Da Cidade de Deus para o mundo: irmãs realçam o judô

Lucas Loos - Da sala de aula

18/10/2010

Rafael Mosca/Divulgação

O sobrenome é Silva. O local de nascimento e criação é a Cidade de Deus, região pobre na Zona Oeste do Rio de Janeiro. Até aí a história das irmãs Raquel e Rafaela segue um roteiro muito parecido com o da grande maioria dos jovens de origem carente do Brasil. O caminho começou a se modificar há 10 anos, quando o judô entrou na vida das duas meninas. Ambas conheceram o esporte por meio do ex-treinador da seleção brasileira Geraldo Bernardes, desenvolveram-se no Instituto Reação – ONG liderada pelo medalhista olímpico Flávio Canto – e atualmente defendem o Brasil em torneios mundo afora.

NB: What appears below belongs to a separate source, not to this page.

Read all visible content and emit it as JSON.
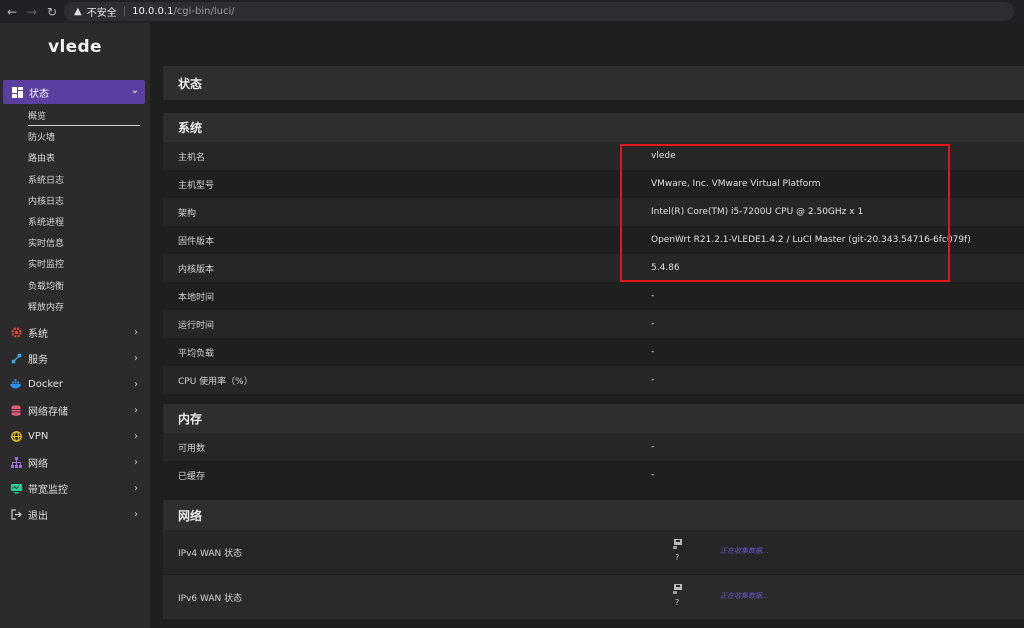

Apesar de mais nova, Rafaela, 18 anos, é quem possui os melhores resultados da dupla. Consolida-se como um dos principais nomes da seleção brasileira adulta. Só em 2009, a judoca, 11ª do ranking mundial na categoria leve (até 57 kg), venceu a etapa de Madri da Copa do Mundo, ficou com o bronze no Grand Slam do Rio e terminou o Mundial Sênior de Rotterdã em quinto, melhor resultado do Brasil na competição. Para uma judoca que poderia ainda estar disputando torneios juvenis, as conquistas da temporada passada indicam uma carreira promissora.

Rafaela chegou ao judô por influência do pai, que não queria mais as duas filhas "à toa pelas ruas". No início, a ideia era usar o esporte como ocupação a mais para as meninas. A brincadeira foi ficando séria e hoje é um misto de diversão, paixão e profissão.

– Eu ficava muito na rua quando era pequena, e meu pai queria me colocar em um curso ou em algum esporte. Como gostava muito de brincar, preferi o esporte. Então fui para uma academia perto de minha casa e escolhi o judô. Cheguei com 8 anos de idade e levava na brincadeira. Depois foi ficando mais sério, até que cheguei à seleção adulta, em 2008 – conta Rafaela, a principal atleta da seleção brasileira na sua categoria.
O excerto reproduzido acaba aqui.